THE RED WATTLES: Are alive and well on South Pork Ranch, even though we did say goodbye ( and good eating) to our boar Mad Max. He was one cool pig, friendly and easy going and a joy to be around but when he failed this past summer to get our RW girls pregnant we knew it was time to cull him. Large amounts of meat now available for our dogs and if the taint smell is not too strong...for us as well.
His progeny will continue on, as over the years we have sold several of his offspring as breeding stock continuing the trend of "The Gentle Giant" in Red Wattle circles. In his place our boar Wally will carry on with the 7 sows we have. Due to the great taste of this raw milk fed, pasture raised meat all our feeder pigs are sold up until April 2015. I'll be taking orders for that pork after Jan 2. Email us at email@example.com if interested.
SCHOOL: I completed my first semester at UIUC (the University of Illinois, Champaign) without falling down any of the English Building stairs.

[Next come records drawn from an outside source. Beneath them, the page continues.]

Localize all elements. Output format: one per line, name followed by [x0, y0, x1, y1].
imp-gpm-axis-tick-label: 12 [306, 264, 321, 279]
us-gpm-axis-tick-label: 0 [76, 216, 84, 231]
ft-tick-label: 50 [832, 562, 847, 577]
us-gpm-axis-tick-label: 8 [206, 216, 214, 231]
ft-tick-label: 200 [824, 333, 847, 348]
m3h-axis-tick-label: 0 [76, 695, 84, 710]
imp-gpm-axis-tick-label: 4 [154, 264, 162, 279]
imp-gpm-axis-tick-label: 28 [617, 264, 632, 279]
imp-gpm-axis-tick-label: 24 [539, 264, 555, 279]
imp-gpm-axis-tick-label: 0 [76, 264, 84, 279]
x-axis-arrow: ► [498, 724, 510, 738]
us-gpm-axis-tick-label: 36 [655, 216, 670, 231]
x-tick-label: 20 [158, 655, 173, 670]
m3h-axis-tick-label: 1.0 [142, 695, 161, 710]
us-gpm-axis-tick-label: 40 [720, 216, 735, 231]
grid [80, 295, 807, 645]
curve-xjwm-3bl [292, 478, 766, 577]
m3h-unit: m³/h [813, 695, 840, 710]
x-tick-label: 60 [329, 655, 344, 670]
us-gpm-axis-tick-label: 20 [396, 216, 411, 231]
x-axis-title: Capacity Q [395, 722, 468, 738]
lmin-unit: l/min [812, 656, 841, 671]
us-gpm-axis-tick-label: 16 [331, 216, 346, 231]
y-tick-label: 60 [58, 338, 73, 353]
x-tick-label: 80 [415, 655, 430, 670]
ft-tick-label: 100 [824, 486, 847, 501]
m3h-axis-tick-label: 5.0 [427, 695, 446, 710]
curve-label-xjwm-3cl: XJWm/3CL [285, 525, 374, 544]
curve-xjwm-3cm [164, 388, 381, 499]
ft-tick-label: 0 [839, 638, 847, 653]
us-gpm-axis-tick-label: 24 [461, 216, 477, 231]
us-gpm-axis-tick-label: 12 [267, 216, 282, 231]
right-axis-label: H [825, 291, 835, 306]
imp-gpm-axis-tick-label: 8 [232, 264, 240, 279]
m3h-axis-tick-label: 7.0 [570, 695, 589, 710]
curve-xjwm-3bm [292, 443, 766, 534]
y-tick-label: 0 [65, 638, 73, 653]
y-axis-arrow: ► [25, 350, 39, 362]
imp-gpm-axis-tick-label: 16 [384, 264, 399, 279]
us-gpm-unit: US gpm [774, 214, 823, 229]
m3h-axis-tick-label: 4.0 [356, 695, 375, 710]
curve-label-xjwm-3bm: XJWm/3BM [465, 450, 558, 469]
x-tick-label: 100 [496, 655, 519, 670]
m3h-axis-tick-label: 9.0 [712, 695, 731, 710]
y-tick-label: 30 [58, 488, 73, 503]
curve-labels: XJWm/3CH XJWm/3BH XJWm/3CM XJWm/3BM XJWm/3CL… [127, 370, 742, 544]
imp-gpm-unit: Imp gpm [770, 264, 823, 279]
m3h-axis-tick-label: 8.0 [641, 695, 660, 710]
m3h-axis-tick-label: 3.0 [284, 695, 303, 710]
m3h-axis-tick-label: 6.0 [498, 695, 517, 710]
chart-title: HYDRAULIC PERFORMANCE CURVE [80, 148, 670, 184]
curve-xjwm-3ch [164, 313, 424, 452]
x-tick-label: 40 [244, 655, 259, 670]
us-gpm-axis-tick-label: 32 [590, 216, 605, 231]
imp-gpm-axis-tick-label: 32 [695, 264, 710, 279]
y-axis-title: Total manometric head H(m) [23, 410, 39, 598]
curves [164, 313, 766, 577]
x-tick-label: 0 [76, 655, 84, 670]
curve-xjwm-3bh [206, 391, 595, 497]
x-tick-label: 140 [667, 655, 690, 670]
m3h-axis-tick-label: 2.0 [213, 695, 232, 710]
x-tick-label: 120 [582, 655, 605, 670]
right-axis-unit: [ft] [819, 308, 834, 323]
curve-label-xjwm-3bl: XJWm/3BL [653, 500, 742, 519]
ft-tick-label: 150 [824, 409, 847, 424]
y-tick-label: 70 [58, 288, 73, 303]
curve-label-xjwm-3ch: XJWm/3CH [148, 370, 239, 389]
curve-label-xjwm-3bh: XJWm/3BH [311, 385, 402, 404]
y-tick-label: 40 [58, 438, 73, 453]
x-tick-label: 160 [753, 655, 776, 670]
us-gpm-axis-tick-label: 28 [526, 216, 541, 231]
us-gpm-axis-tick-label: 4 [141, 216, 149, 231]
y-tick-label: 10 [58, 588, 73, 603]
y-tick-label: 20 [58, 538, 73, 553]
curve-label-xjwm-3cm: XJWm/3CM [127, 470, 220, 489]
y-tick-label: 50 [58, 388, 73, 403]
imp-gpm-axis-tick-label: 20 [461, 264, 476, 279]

As the oldest undergraduate on campus I consider this a great accomplishment. I certainly struggled to keep up with the technology requirements and discovered a few of my writing implements to be outdated.
I honestly had a riot hanging out with so many, brilliant students who tolerated all my "in my day" stories. I taught them about wall phones, 8 track players and black and white TV's while they showed me how to put a Pusheen Sticker on my text messages and make movies on my PC.
I completed one poetry class, one narrative writing class, one course in American Novels prior to 1914 and one writing analysis course. All I did for hours and hours each week was read and write and read and write. I rediscovered my love of poetry, to read it, to write it, to eat it for dinner. I also spent a large amount of time on the road, 2.5 hours commuting each day. Lets hear it for Audio Books!! All in all the semester was intensely satisfying and exhausting and I can not wait to start classes again Jan 20.
Three more semesters to go for my BA in Creative Writing and just a few more years after that for my MFA. Oh well, going to be old and dead one day anyway; might as well be old, dead, and well read.